A Petrobras só abriu capital na bolsa de Nova York em 1999. Os valores da conta petróleo, nunca conseguiram ser devidamente contabilizados e só terminou com abertura do mercado de petróleo através da Lei 9478/97 que acaba com o monopólio da Petrobras. No momento de transição (1998/2001) foi criada a Parcela de Preço Especifica (PPE) para prepararmos o país para preços livres nas refinarias. Nesse momento, a regra era reajustar os preços dos combustíveis todo início de mês em função do preço do mercado internacional e do câmbio. O período de transição foi sem crises pelo fato de não ter ocorrido grandes volatilidades do preço do petróleo. Em 2002 a PPE é substituída pela CIDE que tinha o papel de ser um colchão para possíveis aumentos do preço do petróleo. A CIDE nunca foi usada para essa função. É bom lembrar que no governo Itamar e FHC o vale gás foi uma tentativa frustrada.
Com a descoberta do pré-sal e com a elevação do preço do petróleo, o governo Dilma resolveu intervir nos preços dos combustíveis e provocou um rombo de 40 bilhões de dólares no caixa da Petrobras. No governo Temer se gastou 18 bilhões de reais para atender os caminhoneiros e agora no governo Bolsonaro a discussão volta e já provocou a saída do presidente da Petrobras. Conclusão o problema é recorrente e as soluções encontradas foram todas decepcionantes.
Existe solução para conciliar os interesses entre os acionistas da Petrobras e os consumidores brasileiros? Somos produtores de petróleo e quando o preço do barril cresce e o real se deprecia arrecadamos mais royalties. Com isso, a solução passa pela criação de um fundo de estabilização para os preços, exclusivamente, do diesel usando as receitas extras dos royalties. O imposto de exportação do petróleo não é a melhor forma de arrecadar recursos para o fundo. Porque vai desestimular a produção de óleo e gás e vai criar condições desfavoráveis para a atração de empresas para os leilões de petróleo. No caso do gás de cozinha que é um problema social a solução não é o fundo e sim uma tarifa social como existe no setor elétrico.
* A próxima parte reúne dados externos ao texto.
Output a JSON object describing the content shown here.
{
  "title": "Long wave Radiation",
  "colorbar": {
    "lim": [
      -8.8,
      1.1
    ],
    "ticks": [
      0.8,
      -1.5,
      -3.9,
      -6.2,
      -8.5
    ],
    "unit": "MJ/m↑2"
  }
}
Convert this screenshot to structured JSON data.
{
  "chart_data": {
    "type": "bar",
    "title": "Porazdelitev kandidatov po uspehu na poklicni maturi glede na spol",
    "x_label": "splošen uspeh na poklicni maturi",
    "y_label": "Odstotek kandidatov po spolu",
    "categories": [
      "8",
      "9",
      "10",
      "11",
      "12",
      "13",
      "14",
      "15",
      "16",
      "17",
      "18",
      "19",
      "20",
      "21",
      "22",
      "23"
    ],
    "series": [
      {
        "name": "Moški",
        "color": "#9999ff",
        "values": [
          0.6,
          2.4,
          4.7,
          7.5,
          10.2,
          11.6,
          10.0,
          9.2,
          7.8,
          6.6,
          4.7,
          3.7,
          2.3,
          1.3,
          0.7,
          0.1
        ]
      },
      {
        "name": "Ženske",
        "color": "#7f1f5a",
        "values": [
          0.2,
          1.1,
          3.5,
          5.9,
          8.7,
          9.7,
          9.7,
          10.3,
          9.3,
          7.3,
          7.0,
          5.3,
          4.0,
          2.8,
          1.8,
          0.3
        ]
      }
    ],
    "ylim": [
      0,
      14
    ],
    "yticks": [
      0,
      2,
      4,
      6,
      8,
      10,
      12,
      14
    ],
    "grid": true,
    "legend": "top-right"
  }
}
Caso esses conceitos sejam aceitos o passo seguinte será como operacionalizar. Não é fácil nem simples, mas não podemos e não devemos esperar a próxima crise ou pior mais uma vez cair em propostas populistas acreditando que O Petróleo é Nosso.
Quanto a questão de impostos, concordamos com a necessidade de mudança na metodologia e passar a cobrar o ICMS num valor fixo reais/litros como o Pis/Confins e a arrecadação passar a ser na refinaria. Isso possibilitaria reduzir a sonegação que hoje é algo como R$21 bilhões/ano, daria maior transparência e simplificaria a arrecadação. Porém, mudar a sistemática de cálculo dos impostos não tem nada a haver com redução dos preços, como muitos preconizam.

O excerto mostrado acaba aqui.